In C’era Il Mare i fedeli lettori di Ervas ritrovano i personaggi che contornano la vita dell’ispettore Stucky, dai colleghi – chi alle prese con lo spagnolo, chi con lo hot yoga – alle sorelle, vicine di vicolo Dotti, Veronica e Sandra, passando per daij Cyrus, lo zio persiano, sempre pieno di risorse.

Ma le protagoniste del libro sono soprattutto Treviso e Marghera. I luoghi fisici e l’umanità diversa che le popola. Treviso borghese, distinta e nobile, forse venata da un velo di ipocrisia. Marghera proletaria, popolare e sanguigna, schiacciata dal passato e che forse, come l’ispettore, ha “perso il nord”.

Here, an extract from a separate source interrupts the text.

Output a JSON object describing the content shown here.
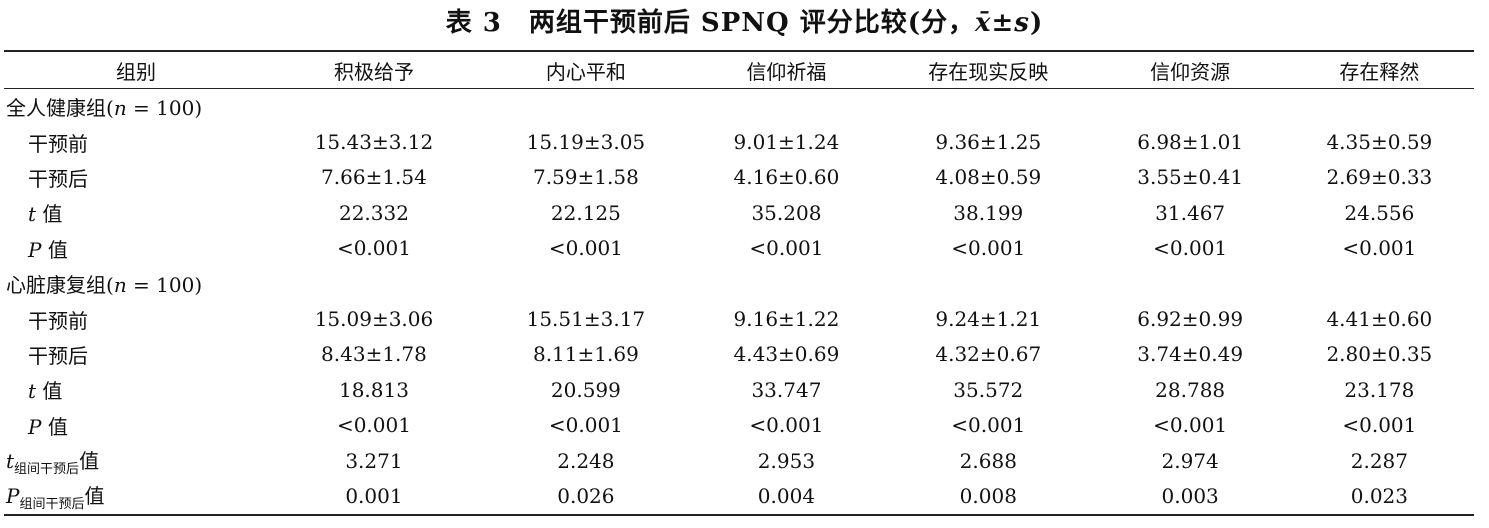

“però Marghera ha un’altra profondità. È stato il lavoro moderno scagliato, suo malgrado, contro la bellezza accumulata a Venezia, come se il tempo denso delle fabbriche volesse sconfiggere il suo passato, i lenti sedimenti del tempo stesso. O, più semplicemente, è l’esempio di come fare profitto troppo velocemente, senza visione, sia distruttivo”.

Fulvio Ervas, nato nell’entroterra veneziano e con famigliari e amici che hanno lavorato nei cantieri di Marghera, è un maestro nel restituirci gli scenari, le atmosfere, i retaggi ed anche gli odori di quel milieu, trasfigurando nel libro le sue passioni e raccontandoci un pezzo di Storia d’Italia, con uno stile schietto ma con tratti di grande lirismo.

Spinoza, filosofo amato da un poliziotto collega della Bertelli, sosteneva che le azioni umane non vanno derise, compiante o detestate: vanno comprese. Un po’ come le inchieste, che talvolta sono soltanto sfasature temporali, inciampi.

Solo dopo aver preso coscienza di ciò, sarà più facile riallacciare i fili del mistero.